Family studies have found that schizophrenia is more common in the biological relatives of a schizophrenic, and the closer the degree of genetic relatedness, the greater the risk (Gottesman, 1991). Twin studies have shown that identical twins have a 48% risk of developing schizophrenia if their twin has the disorder compared to 17% for non-identical twins (Janicak et al, 2001). Adoption studies have shown that 14% of the biological relatives of adoptees with schizophrenia were classified as schizophrenic, compared to only 2.7% of their adoptive relatives (Kety el al 1988). Research in molecular biology has found that schizophrenics are more likely to have defective version of the gene PPP3CC, associated with the production of calcineurin an enzyme that regulates the immune system (Myakawa et al, 2003).
Evidence from genetic studies indicates that even when two individuals share the same genes (i.e. identical twins), there is less than 50% risk of both developing schizophrenia if one is schizophrenic, thus showing a significant environmental contribution to the disorder. The diathesis-stress model proposes that individuals may be genetically predisposed to become schizophrenics but the actual disorder depends on exposure to significant life stressors. A further problem for genetic explanations is that they cannot account for patients who have no family history of the disorder, which is the case for about two-thirds of schizophrenic patients (Stirling and Hellewell, 1999).However, if schizophrenia is caused by large numbers of genes, individuals who possesses only a few of these genes would not develop schizophrenia. Schizophrenia would only develop when a large number of these genes are present.
The dopamine hypothesis emphasises the role of excess dopamine activity in schizophrenia. In schizophrenics dopamine neurons fire too easily or too often, leading to the characteristic symptoms of the disorder. Dopamine neurons play a key role in guiding attention, so disturbances in this process may lead to the problems of attention and thought that are common in people with schizophrenia (Cromer, 2003). The importance of dopamine in schizophrenia was demonstrated by the effect of antipsychotic drugs, which bind to the D2 dopamine receptors, blocking the transmission of nerve impulses and consequently reducing schizophrenic symptoms.
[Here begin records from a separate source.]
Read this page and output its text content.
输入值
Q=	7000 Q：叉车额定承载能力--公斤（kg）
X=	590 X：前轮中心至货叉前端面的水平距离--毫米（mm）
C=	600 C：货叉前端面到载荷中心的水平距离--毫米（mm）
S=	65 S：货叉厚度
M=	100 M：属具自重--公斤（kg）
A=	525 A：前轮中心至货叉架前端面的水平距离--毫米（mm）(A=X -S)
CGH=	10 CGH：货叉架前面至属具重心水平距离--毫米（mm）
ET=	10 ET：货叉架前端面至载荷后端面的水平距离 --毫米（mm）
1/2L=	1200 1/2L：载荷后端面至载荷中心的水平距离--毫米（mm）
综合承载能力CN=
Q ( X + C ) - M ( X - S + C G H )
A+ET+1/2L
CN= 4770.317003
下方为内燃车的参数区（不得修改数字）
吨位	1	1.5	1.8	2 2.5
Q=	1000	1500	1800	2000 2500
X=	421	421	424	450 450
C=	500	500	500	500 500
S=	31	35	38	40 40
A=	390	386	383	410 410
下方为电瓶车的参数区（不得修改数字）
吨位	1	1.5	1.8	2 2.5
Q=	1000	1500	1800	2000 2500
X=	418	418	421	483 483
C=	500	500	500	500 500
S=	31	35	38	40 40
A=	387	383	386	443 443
Low levels of dopamine activity are found in sufferers of Parkinson’s disease, and the drug L-dopa, which raises levels of dopamine, causes schizophrenic-type symptoms in some people (Grilly, 2002).
A problem with the dopamine hypothesis is that because antipsychotic drugs are effective only for the positive symptoms, this means that excess dopamine can only explain some types of schizophrenia. Newer atypical antipsychotics also affect levels of other neurotransmitters (eg serotonin) which suggest that dopamine is not the only biochemical factor involved in schizophrenia (Kasper et al 1999).Also; this hypothesis cannot explain why some schizophrenics have lengthy periods of remission, where they are relatively free from the symptoms of the disorder. This could be explained by a variation in dopamine levels over time, but there is no suggestion why this might occur.
Attempts to explain schizophrenia simply in terms of one biological cause are challenged by the fact that there are different types of schizophrenia. Type 1 schizophrenia (characterised by positive symptoms) and type 2 schizophrenia (characterised by negative symptoms) are believed to different causes rather than one single biological cause. Explaining schizophrenia from a purely biological perspective is further challenged by research which shows an important role for environmental influences in the development and maintenance of the disorder. Research by Linszen et al (1987), for example, found that patients returning to a family with high levels of expressed emotion (EE) were four times more likely to relapse than those in families with low levels of EE.